Erroin Martin, who has worked on sales teams as an associate and a manager in industries such as pharmaceuticals, finance and software, agrees that poor strategy and goal setting leads to disengagement. That often causes tension between the sales force and management, he added.

"One of the prime reasons teams get disengaged is that goals are unrealistic," Martin explained. "They feel like things are stacked against them—that they can't win. From a manager's perspective, they need to get their sales figures. And many managers who are reactionary will crack the whip."

Ian Larkin is a professor at Harvard University's School of Business who also consulted on sales compensation issues with McKinsey & Co. for four years. He's studied extensively the connection between motivation and incentives in sales environments. He says disengagement typically comes from softer issues than compensation.
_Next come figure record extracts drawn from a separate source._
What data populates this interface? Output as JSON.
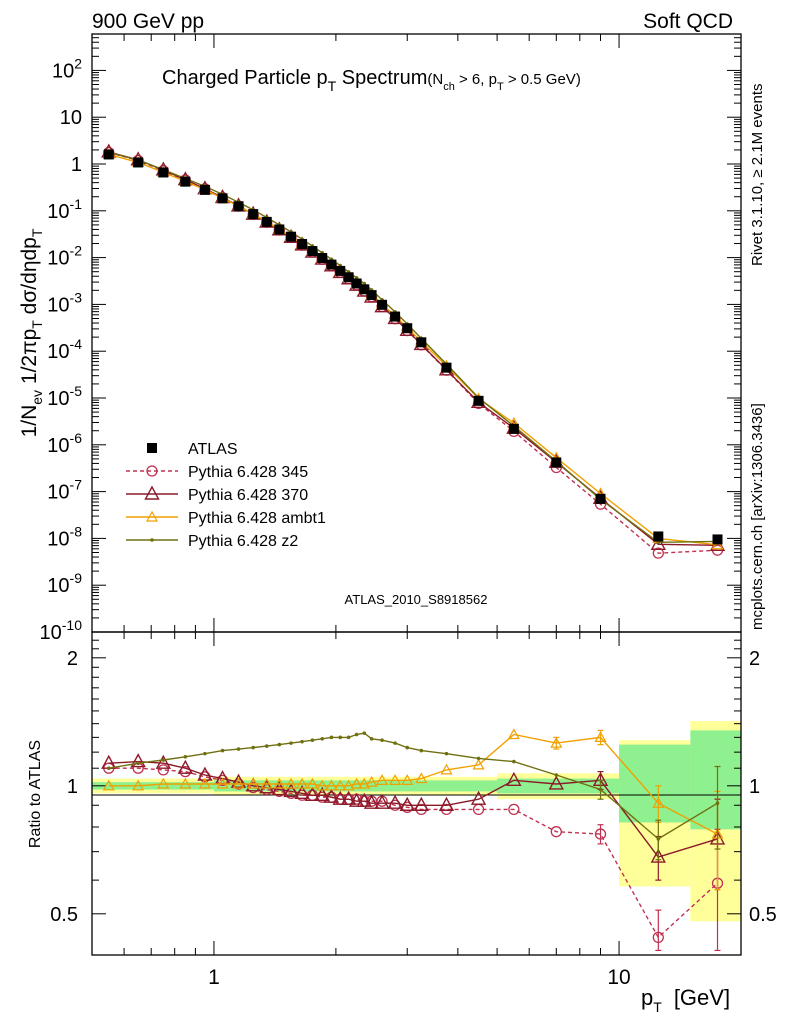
{
  "header": {
    "left": "900 GeV pp",
    "right": "Soft QCD"
  },
  "side_labels": {
    "rivet": "Rivet 3.1.10, ≥ 2.1M events",
    "source": "mcplots.cern.ch [arXiv:1306.3436]"
  },
  "main": {
    "title": {
      "part1": "Charged Particle p",
      "sub1": "T",
      "part2": " Spectrum",
      "cut_a": "(N",
      "cut_sub_a": "ch",
      "cut_b": " > 6, p",
      "cut_sub_b": "T",
      "cut_c": " > 0.5 GeV)"
    },
    "ylabel": {
      "a": "1/N",
      "sub_a": "ev",
      "b": " 1/2πp",
      "sub_b": "T",
      "c": " dσ/dηdp",
      "sub_c": "T"
    },
    "watermark": "ATLAS_2010_S8918562",
    "y_ticks": [
      {
        "exp": -10,
        "label": "10^-10"
      },
      {
        "exp": -9,
        "label": "10^-9"
      },
      {
        "exp": -8,
        "label": "10^-8"
      },
      {
        "exp": -7,
        "label": "10^-7"
      },
      {
        "exp": -6,
        "label": "10^-6"
      },
      {
        "exp": -5,
        "label": "10^-5"
      },
      {
        "exp": -4,
        "label": "10^-4"
      },
      {
        "exp": -3,
        "label": "10^-3"
      },
      {
        "exp": -2,
        "label": "10^-2"
      },
      {
        "exp": -1,
        "label": "10^-1"
      },
      {
        "exp": 0,
        "label": "1"
      },
      {
        "exp": 1,
        "label": "10"
      },
      {
        "exp": 2,
        "label": "10^2"
      }
    ]
  },
  "ratio": {
    "ylabel": "Ratio to ATLAS",
    "y_ticks": [
      "0.5",
      "1",
      "2"
    ]
  },
  "x_axis": {
    "label": "p",
    "label_sub": "T",
    "unit": "[GeV]",
    "ticks": [
      "1",
      "10"
    ]
  },
  "legend": [
    {
      "name": "ATLAS",
      "color": "#000000",
      "marker": "square"
    },
    {
      "name": "Pythia 6.428 345",
      "color": "#c03050",
      "marker": "circle",
      "dashed": true
    },
    {
      "name": "Pythia 6.428 370",
      "color": "#8b1a2a",
      "marker": "triangle"
    },
    {
      "name": "Pythia 6.428 ambt1",
      "color": "#f0a000",
      "marker": "triangle-small"
    },
    {
      "name": "Pythia 6.428 z2",
      "color": "#707010",
      "marker": "dot"
    }
  ],
  "chart_data": {
    "type": "line",
    "xscale": "log",
    "xlim": [
      0.5,
      20
    ],
    "main_ylim": [
      1e-10,
      600
    ],
    "ratio_ylim": [
      0.4,
      2.3
    ],
    "x": [
      0.55,
      0.65,
      0.75,
      0.85,
      0.95,
      1.05,
      1.15,
      1.25,
      1.35,
      1.45,
      1.55,
      1.65,
      1.75,
      1.85,
      1.95,
      2.05,
      2.15,
      2.25,
      2.35,
      2.45,
      2.6,
      2.8,
      3.0,
      3.25,
      3.75,
      4.5,
      5.5,
      7.0,
      9.0,
      12.5,
      17.5
    ],
    "atlas": {
      "values": [
        1.6,
        1.08,
        0.66,
        0.42,
        0.28,
        0.185,
        0.125,
        0.085,
        0.058,
        0.04,
        0.028,
        0.0195,
        0.0138,
        0.0098,
        0.0071,
        0.0052,
        0.0038,
        0.0028,
        0.0021,
        0.00158,
        0.00098,
        0.00055,
        0.00031,
        0.000155,
        4.45e-05,
        8.7e-06,
        2.2e-06,
        4.2e-07,
        7e-08,
        1.1e-08,
        9.5e-09
      ],
      "band_bins": [
        0.5,
        1.0,
        5.0,
        7.5,
        10,
        15,
        20
      ],
      "band_green": [
        [
          0.98,
          1.02
        ],
        [
          0.97,
          1.03
        ],
        [
          0.96,
          1.04
        ],
        [
          0.96,
          1.04
        ],
        [
          0.82,
          1.25
        ],
        [
          0.79,
          1.35
        ]
      ],
      "band_yellow": [
        [
          0.96,
          1.04
        ],
        [
          0.95,
          1.05
        ],
        [
          0.93,
          1.07
        ],
        [
          0.93,
          1.07
        ],
        [
          0.58,
          1.28
        ],
        [
          0.48,
          1.42
        ]
      ]
    },
    "series": [
      {
        "name": "Pythia 6.428 345",
        "ratio": [
          1.1,
          1.1,
          1.09,
          1.08,
          1.05,
          1.03,
          1.01,
          0.99,
          0.98,
          0.97,
          0.96,
          0.95,
          0.95,
          0.94,
          0.94,
          0.93,
          0.93,
          0.93,
          0.92,
          0.92,
          0.92,
          0.9,
          0.89,
          0.88,
          0.88,
          0.88,
          0.88,
          0.78,
          0.77,
          0.44,
          0.59
        ],
        "ratio_err": [
          0,
          0,
          0,
          0,
          0,
          0,
          0,
          0,
          0,
          0,
          0,
          0,
          0,
          0,
          0,
          0,
          0,
          0,
          0,
          0,
          0,
          0,
          0,
          0,
          0,
          0,
          0,
          0,
          0.04,
          0.07,
          0.2
        ]
      },
      {
        "name": "Pythia 6.428 370",
        "ratio": [
          1.13,
          1.14,
          1.13,
          1.1,
          1.06,
          1.04,
          1.02,
          1.0,
          0.99,
          0.98,
          0.97,
          0.96,
          0.95,
          0.95,
          0.94,
          0.93,
          0.93,
          0.92,
          0.92,
          0.91,
          0.91,
          0.91,
          0.9,
          0.9,
          0.9,
          0.93,
          1.03,
          1.01,
          1.03,
          0.68,
          0.75
        ],
        "ratio_err": [
          0,
          0,
          0,
          0,
          0,
          0,
          0,
          0,
          0,
          0,
          0,
          0,
          0,
          0,
          0,
          0,
          0,
          0,
          0,
          0,
          0,
          0,
          0,
          0,
          0,
          0,
          0,
          0,
          0.05,
          0.08,
          0.18
        ]
      },
      {
        "name": "Pythia 6.428 ambt1",
        "ratio": [
          1.0,
          1.0,
          1.01,
          1.01,
          1.01,
          1.01,
          1.01,
          1.01,
          1.01,
          1.01,
          1.01,
          1.01,
          1.01,
          1.0,
          1.0,
          1.0,
          1.0,
          1.01,
          1.01,
          1.02,
          1.03,
          1.03,
          1.03,
          1.04,
          1.09,
          1.12,
          1.32,
          1.26,
          1.3,
          0.91,
          0.77
        ],
        "ratio_err": [
          0,
          0,
          0,
          0,
          0,
          0,
          0,
          0,
          0,
          0,
          0,
          0,
          0,
          0,
          0,
          0,
          0,
          0,
          0,
          0,
          0,
          0,
          0,
          0,
          0,
          0,
          0,
          0.04,
          0.05,
          0.09,
          0.2
        ]
      },
      {
        "name": "Pythia 6.428 z2",
        "ratio": [
          1.1,
          1.13,
          1.15,
          1.17,
          1.19,
          1.21,
          1.22,
          1.23,
          1.24,
          1.25,
          1.26,
          1.27,
          1.28,
          1.29,
          1.3,
          1.3,
          1.3,
          1.32,
          1.33,
          1.29,
          1.28,
          1.26,
          1.23,
          1.21,
          1.19,
          1.16,
          1.14,
          1.06,
          0.98,
          0.75,
          0.91
        ],
        "ratio_err": [
          0,
          0,
          0,
          0,
          0,
          0,
          0,
          0,
          0,
          0,
          0,
          0,
          0,
          0,
          0,
          0,
          0,
          0,
          0,
          0,
          0,
          0,
          0,
          0,
          0,
          0,
          0,
          0,
          0.05,
          0.08,
          0.2
        ]
      }
    ]
  }
}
"Demotivation is oftentimes linked to culture, failure to recognize people, poor links to other parts of the organization—those kinds of things," he explained.

Larkin's advice regarding demotivation is to avoid it in the first place. He acknowledged that answer is a bit too easy (and unsatisfactory for someone who inherited a bad situation), but his larger point is that the things that cause disengagement are typically serious problems that go well beyond whether sales associates are feeling happy and fulfilled about their work.

Rewards and incentives are a pick-me-up, like coffee. They're good for providing a boost of extra energy and creating urgency around a particular goal. Purpose, mission and goals are like bacon and eggs. They nourish and sustain your sales staff—and your organization—over the long haul. Both are important for good performance, but without the latter, a sales team can't function properly to begin with. So, before you start to consider whether or not rewards and incentives will improve your team's engagement, it's important to make sure you've taken care of the fundamentals.